BackgroundSpecific antiseizure medications (ASM) would improve the outcome in post-stroke epilepsy (PSE). The aim of this multicenter observational study was to compare different antiseizure monotherapies in PSE. MethodsWe collected the data from 207 patients with PSE who did not change their initial antiseizure monotherapy during the period of 12 months. Efficacy was assessed by a standardized three month seizure frequency and seizure freedom. Safety was estimated by the reported side effects. ResultsThe mean three month seizure frequency was 1.9 ± 3.1 on eslicarbazepine, 2.1 ± 3.2 on lacosamide, 3.4 ± 4.4 on levetiracetam, 4.3 ± 6.8 on lamotrigine, and 5.1 ± 7.3 on valproate (p < 0.05 for eslicarbazepine or lacosamide in comparison with levetiracetam, lamotrigine and valproate, respectively). The lowest seizure frequency and the highest seizure freedom was observed on ASMs acting via the slow inactivation of sodium channels in comparison to other mechanisms of action (0.7 ± 0.9 vs 2.2 ± 2.4, p < 0.01). Among side effects, the most frequently reported were vertigo (25%) and tiredness (15.9%). They were similar in all investigated groups of ASM. The independent factors increasing seizure frequency that were identified in multiple regression analyses were increased size of infarction, cortical involvement, hemorrhagic transformation, neurological deficits at admission and functional impairment.
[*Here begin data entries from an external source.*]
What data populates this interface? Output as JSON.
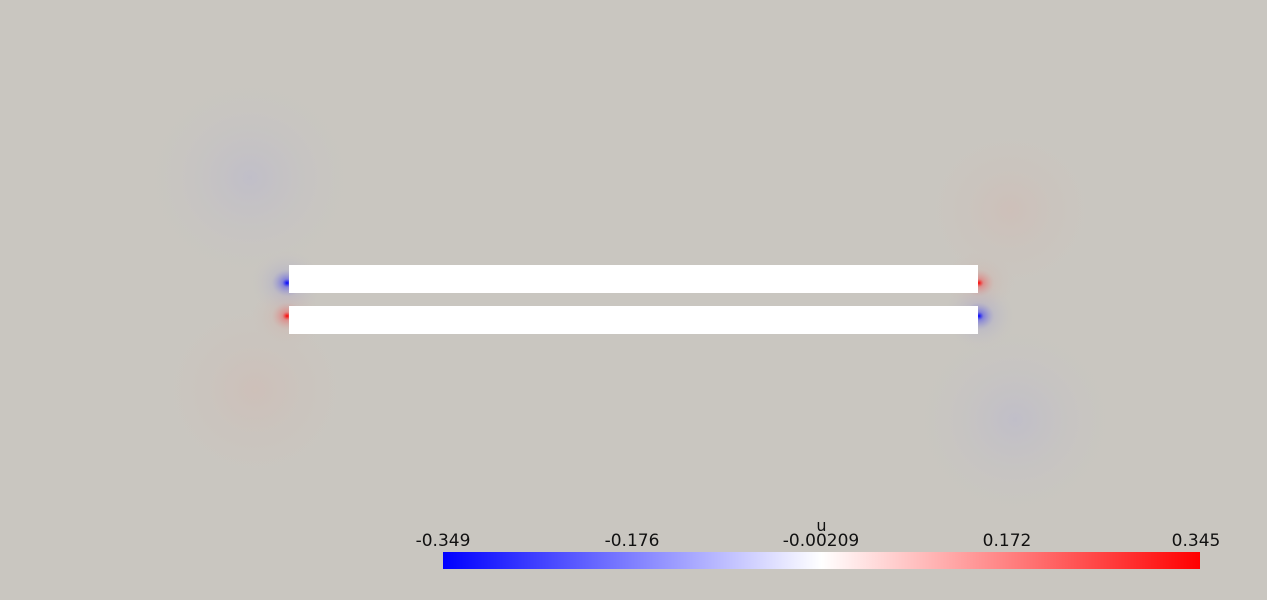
{
  "scalar_bar": {
    "title": "u",
    "tick_labels": [
      "-0.349",
      "-0.176",
      "-0.00209",
      "0.172",
      "0.345"
    ],
    "range": [
      -0.349,
      0.345
    ],
    "colors": {
      "low": "#0000ff",
      "mid": "#ffffff",
      "high": "#ff0000"
    }
  },
  "scene": {
    "background_color": "#c9c6c0",
    "object_color": "#ffffff"
  }
}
Administration of ASM with the mechanism of action via the slow inactivation of sodium channels was an independent factor decreasing the seizure frequency. ConclusionOur data show that antiseizure medications acting via the slow inactivation of sodium channels, such as lacosamide and eslicarbazepine, are well tolerated and might be associated with better seizure control in PSE.